Rate or Rating: See Stroke Rate.
Recovery: The opposite of drive. It is the part of the stroke between the finish and the catch. At the beginning of the recovery, the oars are lifted clear of the water, the seat slides towards the stern of the boat (knees are bending). The sequence of body moves from the finish is: hands forward, pivoting from the pelvis the shoulders lean forward, followed by the legs compressing. The ratio between the amount of time spent on the recovery to the time spent on the drive is ideally 2:1.
Release: Same as the finish.
Riggers: The arms that extend from the side of a shell to give more spread between the oarlocks.
Run: During the recovery phase of the stroke, the boat is said to be running. It is the glide of the boat between applications of power.

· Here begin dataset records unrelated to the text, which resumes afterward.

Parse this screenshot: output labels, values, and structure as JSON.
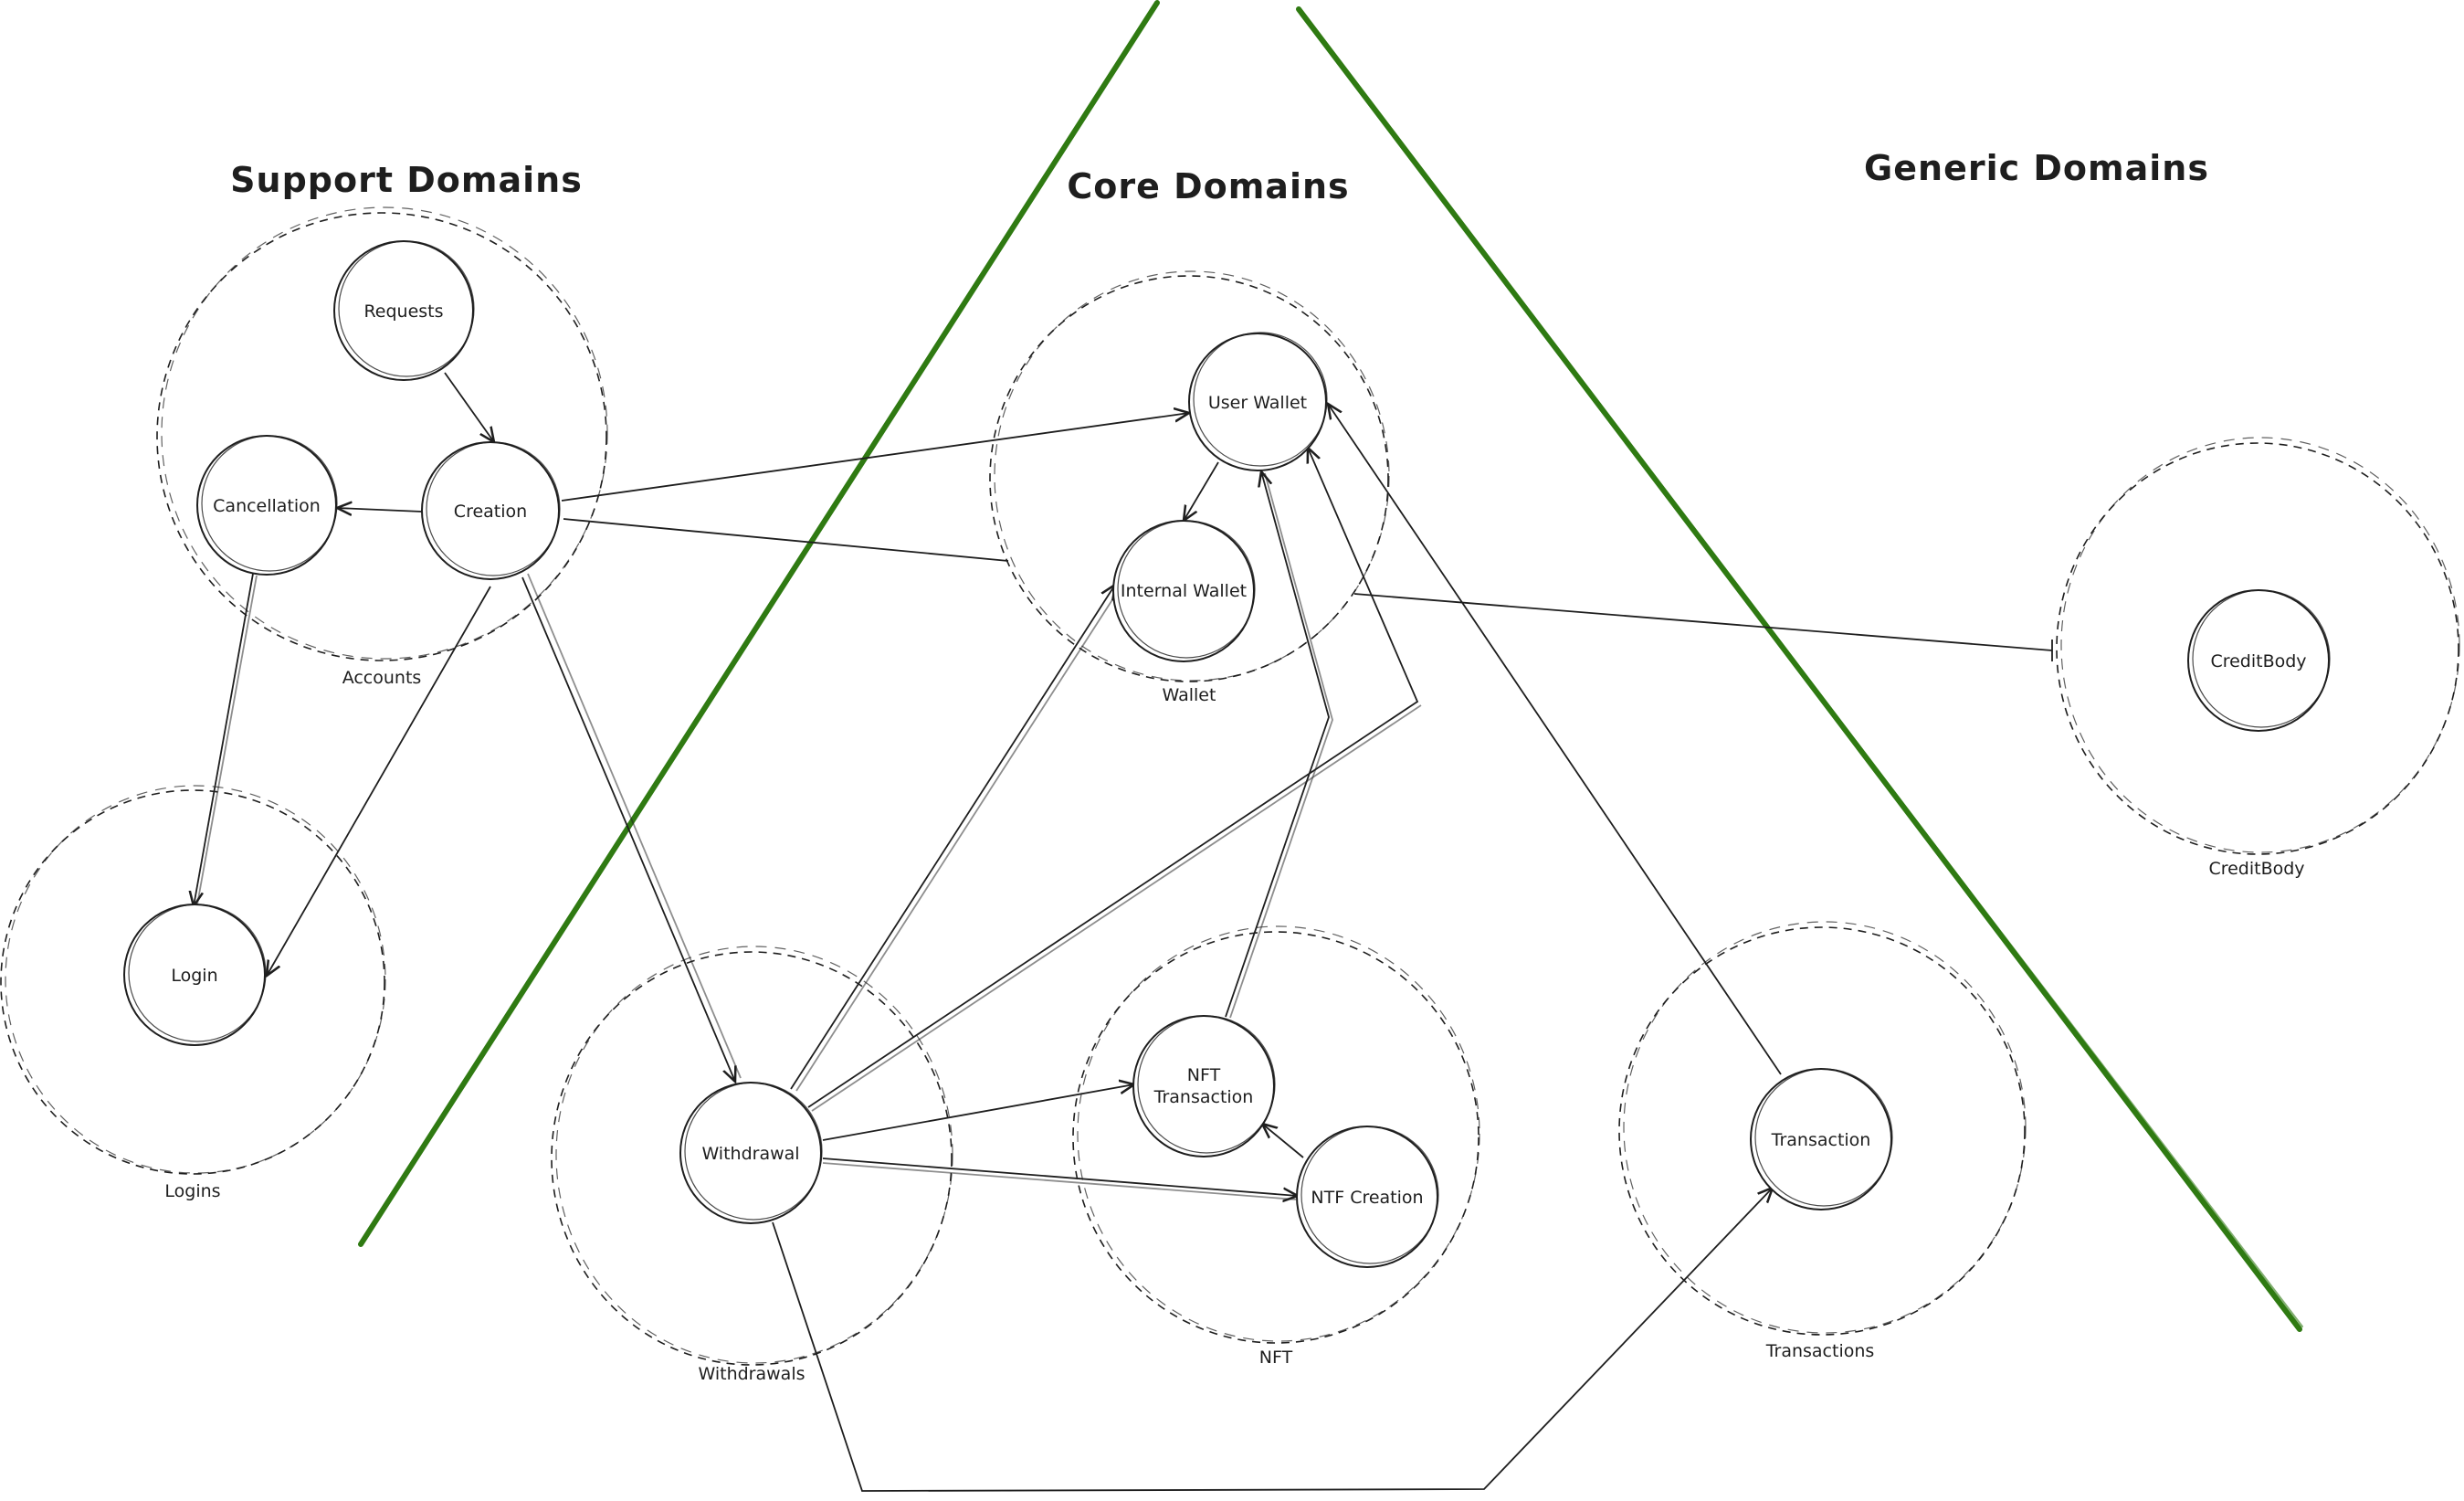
{
  "colors": {
    "divider": "#2f7a12",
    "ink": "#1e1e1e",
    "background": "#ffffff"
  },
  "headings": {
    "support": "Support Domains",
    "core": "Core Domains",
    "generic": "Generic Domains"
  },
  "domains": {
    "accounts": "Accounts",
    "logins": "Logins",
    "wallet": "Wallet",
    "withdrawals": "Withdrawals",
    "nft": "NFT",
    "transactions": "Transactions",
    "creditbody": "CreditBody"
  },
  "nodes": {
    "requests": "Requests",
    "cancellation": "Cancellation",
    "creation": "Creation",
    "login": "Login",
    "user_wallet": "User Wallet",
    "internal_wallet": "Internal Wallet",
    "withdrawal": "Withdrawal",
    "nft_transaction_line1": "NFT",
    "nft_transaction_line2": "Transaction",
    "ntf_creation": "NTF Creation",
    "transaction": "Transaction",
    "creditbody": "CreditBody"
  },
  "edges": [
    {
      "from": "Requests",
      "to": "Creation"
    },
    {
      "from": "Creation",
      "to": "Cancellation"
    },
    {
      "from": "Cancellation",
      "to": "Login"
    },
    {
      "from": "Creation",
      "to": "Login"
    },
    {
      "from": "Creation",
      "to": "User Wallet"
    },
    {
      "from": "Creation",
      "to": "Wallet"
    },
    {
      "from": "Creation",
      "to": "Withdrawal"
    },
    {
      "from": "User Wallet",
      "to": "Internal Wallet"
    },
    {
      "from": "Withdrawal",
      "to": "Internal Wallet"
    },
    {
      "from": "Withdrawal",
      "to": "User Wallet"
    },
    {
      "from": "Withdrawal",
      "to": "NFT Transaction"
    },
    {
      "from": "Withdrawal",
      "to": "NTF Creation"
    },
    {
      "from": "Withdrawal",
      "to": "Transaction"
    },
    {
      "from": "NTF Creation",
      "to": "NFT Transaction"
    },
    {
      "from": "NFT Transaction",
      "to": "User Wallet"
    },
    {
      "from": "Transaction",
      "to": "User Wallet"
    },
    {
      "from": "Wallet",
      "to": "CreditBody"
    }
  ]
}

Sculls: The oars used in a sculling boat. Sculling boats are those in which each rower pulls on two oars simultaneously. Sculls are distinct from sweep oars in which each rower has only a single oar.
Seat Horns: On double action seats (ones in which the wheels are fixed to axles which roll in a slot underneath the seat) the seat horns are the plastic doohickey (technical term) in which the axle rolls. Seat horns can get worn and cause the seat to roll poorly.

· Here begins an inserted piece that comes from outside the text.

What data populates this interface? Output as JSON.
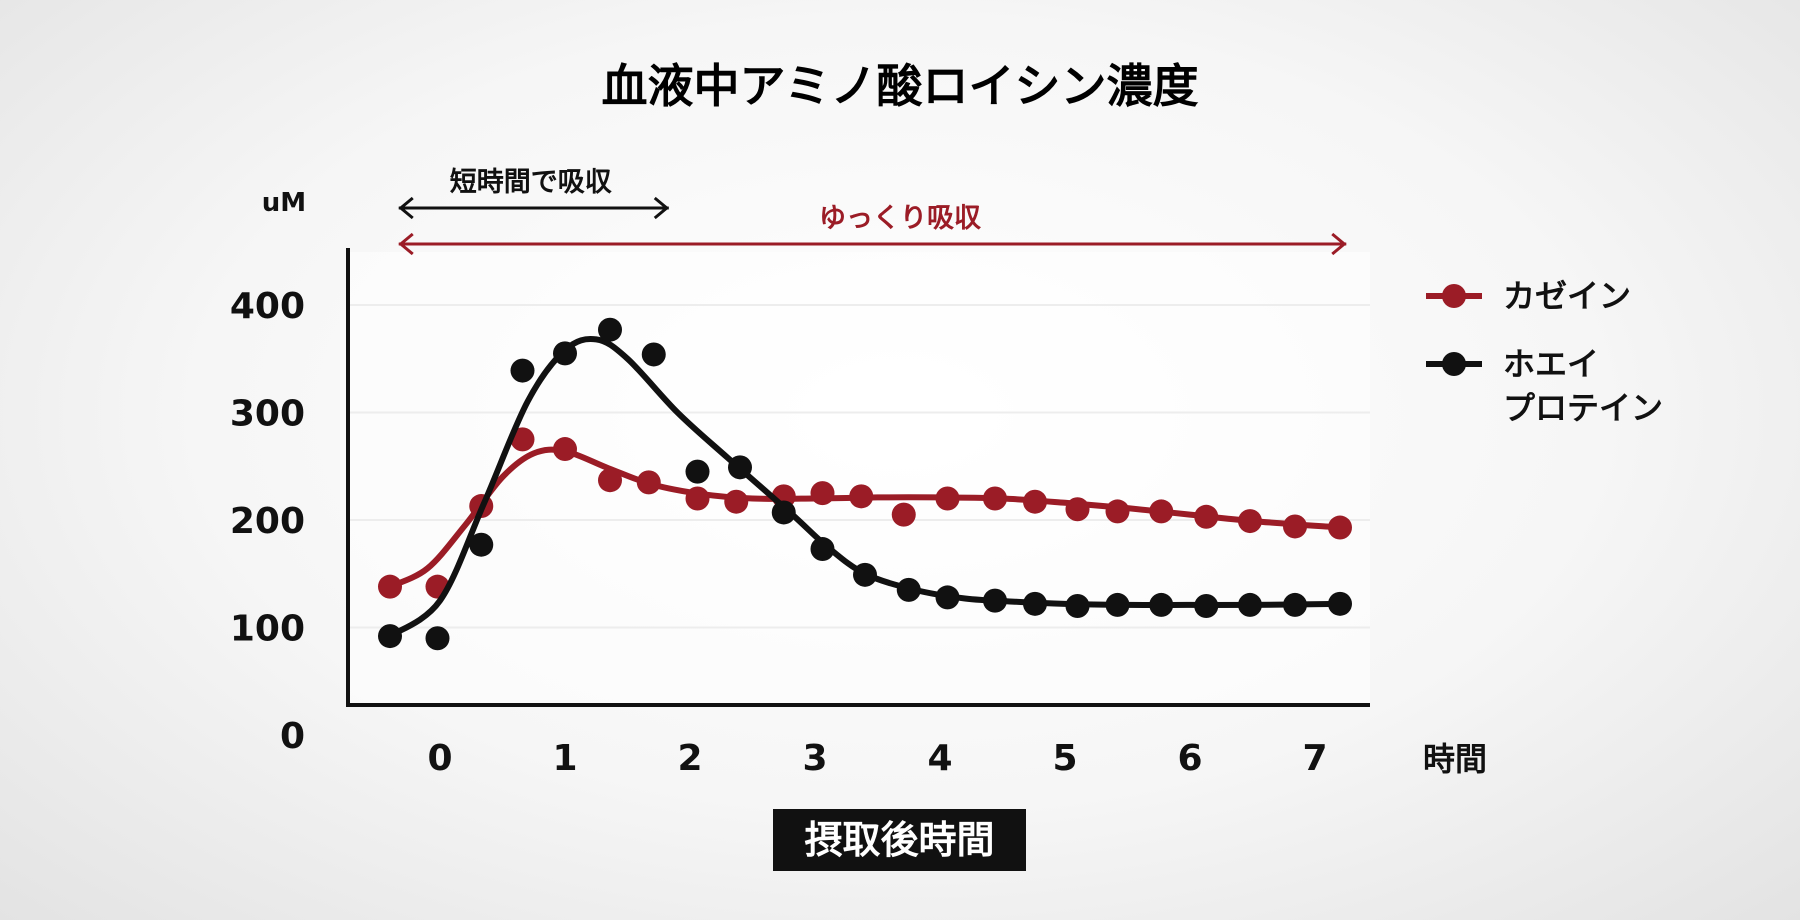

Seat Tracks: The tracks down which the seat rolls.
Set Up: The balance of the shell. A boat that is well set up feels level during the stroke. A boat that is poorly set up will be either tipping from side to side or perpetually off to one side.
Skying: Raising the oar blades high off the water during the recovery, especially just before the catch. This delays the catch (bad) and makes the shell very unstable at a point in the stroke when your center of gravity is highest.
Sleeve: The wide section of plastic on the oar shaft that fits precisely in the oarlock and guides the oar into the feather and square position.
Slide: The part of the recovery during which the seat is moving.
Spread: The distance between the pins on a scull. Boats are typically rigged with 160 cm of spread.
Square: The working position of the oar, when the blade is perpendicular to the water’s surface.
Stroke Rate: The frequency of strokes — always discussed in strokes per minute. When learning to scull you want to keep your rate around 20 strokes per minute or less. When comfortable in the shell, you can raise your rating. It takes a great deal of practice to row efficiently at higher ratings.
Through the Pin: The amount by which the seat of the rower passes through an imaginary line between the pins. While there is some debate about the proper amount of through the pin, most boats will have between 3″ and 6″ of through the pin. Less than this leads to an inefficient stroke.
Washing Out: Not keeping the blade buried during the drive.